Unfortunately, we couldn’t do more stocks because they are all gone. It has been a very busy year for us. We are very grateful that none of us got sick either.

PAT JACOMET (OHIO AGREGATS & INDUSTRIAL MINERALS ASSOCIATION): From the point of view of state associations, our board of directors entrusted us with two major objectives in 2018. One was to pass a state gasoline tax, and we succeeded. [The other] was to develop a workforce development program. It was a bit slow to come.

Before the pandemic, we had a lot of momentum. During the pandemic, we were in a bit of limbo for about a year. But we’ve gained a lot of momentum here over the past couple of months.

We were successful in introducing to the Ohio Department of Education a program called MACC Tech, which stands for Mining, Asphalt, Concrete & Construction Technology.
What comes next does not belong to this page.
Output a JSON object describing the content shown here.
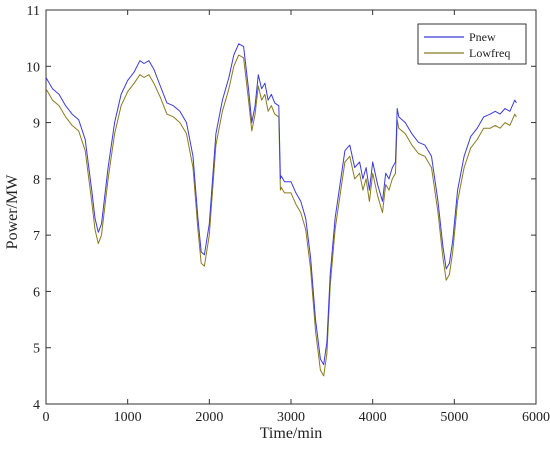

This is a two-year program for grades 11 and 12 students. These would be career centers or CTC centers where students are still trying to decide where to go.

We thought it was important to reach these young people at an earlier age – before they graduate from high school and start a career or go to college – to at least sow the seed. opportunities offered by our industries. We were able to get MACC Tech approved as a two-year accredited program by the Department of Education.